For the unbeliever, civilization is also fragile, but it is fragile because of the underlying chaos. This whole thing is built on chaos, chaos is the foundation. In addition, because the unbeliever has no ultimate standard of order, his only hope—when things get intolerable—is to drive it all back down into shambolic chaos again, with the desire that we might get luckier next time. The next glob that chaos spits out of its seething lake of magma might be an improvement. Maybe, maybe not. Such pagan religion is driven by a gamblers’ hope. And they have not stopped to consider that they have no standard by which to evaluate words like “improvement.” The rage that you see in the streets, wanting to burn it all down, is driven by this vain delusion.

“Before there was earth or sea or the sky that covers everything, Nature appeared the same throughout the whole world: what we call chaos: a raw confused mass, nothing but inert matter, badly combined discordant atoms of things, confused in the one place” (Ovid, Metamorphoses).

The Order of Christ and the Chaos of Sin

According to the gospel, the problematic issue is what man did in his rebellion. The problematic issue is not the very nature of the created order itself. And this is why our worship is so important.

“For thus saith the LORD that created the heavens; God himself that formed the earth and made it; he hath established it, He created it not in vain [to not be chaos, tohu], he formed it to be inhabited: I am the LORD; and there is none else” (Isaiah 45:18).

“Let all things be done decently and in order” (1 Cor. 14:40). We want nothing to do with those who walk disorderly (2 Thess. 3:6-7, 11). “For though I be absent in the flesh, yet am I with you in the spirit, joying and beholding your order, and the stedfastness of your faith in Christ” (Col. 2:5).

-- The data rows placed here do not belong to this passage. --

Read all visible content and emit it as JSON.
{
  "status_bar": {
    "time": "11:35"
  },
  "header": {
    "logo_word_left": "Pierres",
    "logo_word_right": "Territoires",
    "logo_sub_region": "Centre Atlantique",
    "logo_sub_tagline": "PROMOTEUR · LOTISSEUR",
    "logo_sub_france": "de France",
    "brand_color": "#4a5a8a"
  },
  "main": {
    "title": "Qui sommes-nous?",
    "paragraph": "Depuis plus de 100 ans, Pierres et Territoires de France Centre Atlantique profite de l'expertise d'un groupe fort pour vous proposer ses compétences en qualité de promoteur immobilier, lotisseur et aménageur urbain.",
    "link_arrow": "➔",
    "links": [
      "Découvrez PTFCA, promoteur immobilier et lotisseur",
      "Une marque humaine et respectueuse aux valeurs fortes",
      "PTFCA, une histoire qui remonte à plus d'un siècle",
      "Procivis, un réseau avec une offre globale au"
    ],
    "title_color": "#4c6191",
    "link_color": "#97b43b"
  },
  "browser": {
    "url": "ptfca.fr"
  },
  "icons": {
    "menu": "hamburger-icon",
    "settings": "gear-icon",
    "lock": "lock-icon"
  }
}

That word for order in Colossians is taxis, a military term. Think regimentation. Christian worship should be disciplined, focused, intentional, trained, and powerful.

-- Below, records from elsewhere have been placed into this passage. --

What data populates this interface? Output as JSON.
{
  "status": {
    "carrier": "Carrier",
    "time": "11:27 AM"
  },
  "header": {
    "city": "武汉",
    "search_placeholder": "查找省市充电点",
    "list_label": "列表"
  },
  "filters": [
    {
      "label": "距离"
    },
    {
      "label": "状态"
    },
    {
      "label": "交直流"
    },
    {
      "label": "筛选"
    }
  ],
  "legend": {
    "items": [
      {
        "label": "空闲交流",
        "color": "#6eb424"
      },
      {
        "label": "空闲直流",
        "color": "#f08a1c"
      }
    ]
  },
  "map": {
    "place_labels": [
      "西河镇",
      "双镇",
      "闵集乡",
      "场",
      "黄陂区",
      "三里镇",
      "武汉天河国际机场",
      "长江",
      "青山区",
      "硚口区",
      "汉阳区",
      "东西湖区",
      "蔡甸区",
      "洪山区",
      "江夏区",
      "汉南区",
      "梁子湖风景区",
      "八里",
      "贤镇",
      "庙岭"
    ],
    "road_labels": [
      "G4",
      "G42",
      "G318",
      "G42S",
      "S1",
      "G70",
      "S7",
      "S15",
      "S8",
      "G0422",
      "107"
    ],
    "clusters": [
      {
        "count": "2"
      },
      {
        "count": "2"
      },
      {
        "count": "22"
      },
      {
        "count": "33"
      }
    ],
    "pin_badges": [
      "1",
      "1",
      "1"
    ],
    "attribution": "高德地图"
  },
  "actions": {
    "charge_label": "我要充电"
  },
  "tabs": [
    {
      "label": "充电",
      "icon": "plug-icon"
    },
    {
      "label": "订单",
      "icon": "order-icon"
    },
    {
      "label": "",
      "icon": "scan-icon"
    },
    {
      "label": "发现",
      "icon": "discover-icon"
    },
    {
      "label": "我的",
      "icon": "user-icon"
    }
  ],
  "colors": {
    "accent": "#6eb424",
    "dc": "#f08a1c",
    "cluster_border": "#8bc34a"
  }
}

Rremember that in and through the church, God is remaking the cosmos. We are the new way of being human in Christ. And that means we are worshiping God here, this morning, as the sea wall that is holding back the raging flood that wants to inundate the world. But God promised—ironically, with a rainbow—that this was never going to happen again. The world is going to be inundated, certainly, but it is going to be with the knowledge of the Lord (Is. 11:9; Hab. 2:14).

The gods of chaos are going to be cut into pieces, and it is going to be Christian worship that does it.

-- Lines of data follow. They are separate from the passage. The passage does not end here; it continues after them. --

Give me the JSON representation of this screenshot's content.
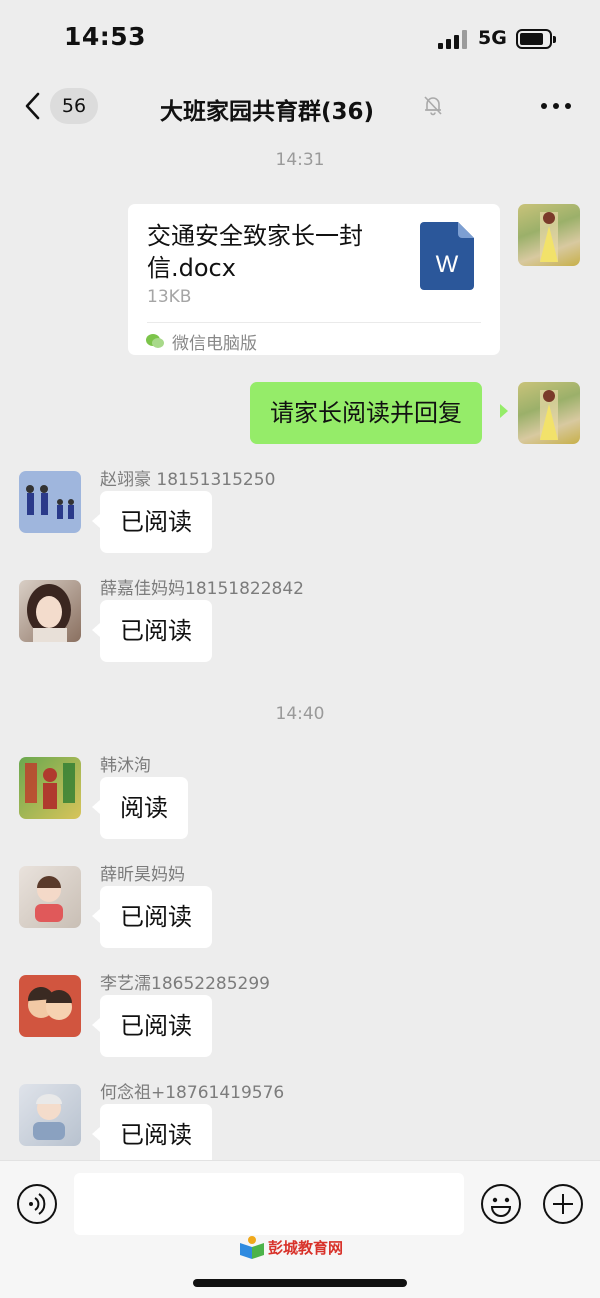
{
  "status_bar": {
    "time": "14:53",
    "network": "5G"
  },
  "nav": {
    "unread_count": "56",
    "title": "大班家园共育群(36)"
  },
  "messages": {
    "time_1": "14:31",
    "file": {
      "name": "交通安全致家长一封信.docx",
      "size": "13KB",
      "source": "微信电脑版",
      "icon_letter": "W"
    },
    "my_text": "请家长阅读并回复",
    "m1": {
      "sender": "赵翊豪 18151315250",
      "text": "已阅读"
    },
    "m2": {
      "sender": "薛嘉佳妈妈18151822842",
      "text": "已阅读"
    },
    "time_2": "14:40",
    "m3": {
      "sender": "韩沐洵",
      "text": "阅读"
    },
    "m4": {
      "sender": "薛昕昊妈妈",
      "text": "已阅读"
    },
    "m5": {
      "sender": "李艺濡18652285299",
      "text": "已阅读"
    },
    "m6": {
      "sender": "何念祖+18761419576",
      "text": "已阅读"
    }
  },
  "input_bar": {
    "placeholder": ""
  },
  "watermark": "彭城教育网",
  "colors": {
    "my_bubble": "#95ec69",
    "background": "#ededed",
    "word_icon": "#2b579a"
  }
}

So we do not want an ordered worship service because we are tidy-minded people who simply want an ordered worship service. We want an ordered worship service because we are putting the world in order. We do not fight against flesh and blood, but rather with the gods of chaos.

“And hath put all things under his feet, and gave him to be the head over all things to the church, which is his body, the fulness of him that filleth all in all” (Eph. 1:22–23).

So if we are talking about worship of the God of the Bible, disorderly worship, unstructured worship, froth and bubble worship, is therefore oxymoronic. Right worship is stable, structured, firm, and formed.

The nations of men, with all their tumults, are a great ocean. This is a figure that Scripture uses for them often. The oceans stand in for the turbulent transformations and upheavals among the nations of the world (Dan. 7:3; Rev. 13:1). And so the difference between structured worship that is God-centered, Christ-honoring, and Bible-believing, and worship that is not, is the difference between an island in the middle of the ocean, like Hawaii, and a huge raft made out of balsa wood.

Christ is the rock. Christ is the creator. On Christ the solid rock we stand.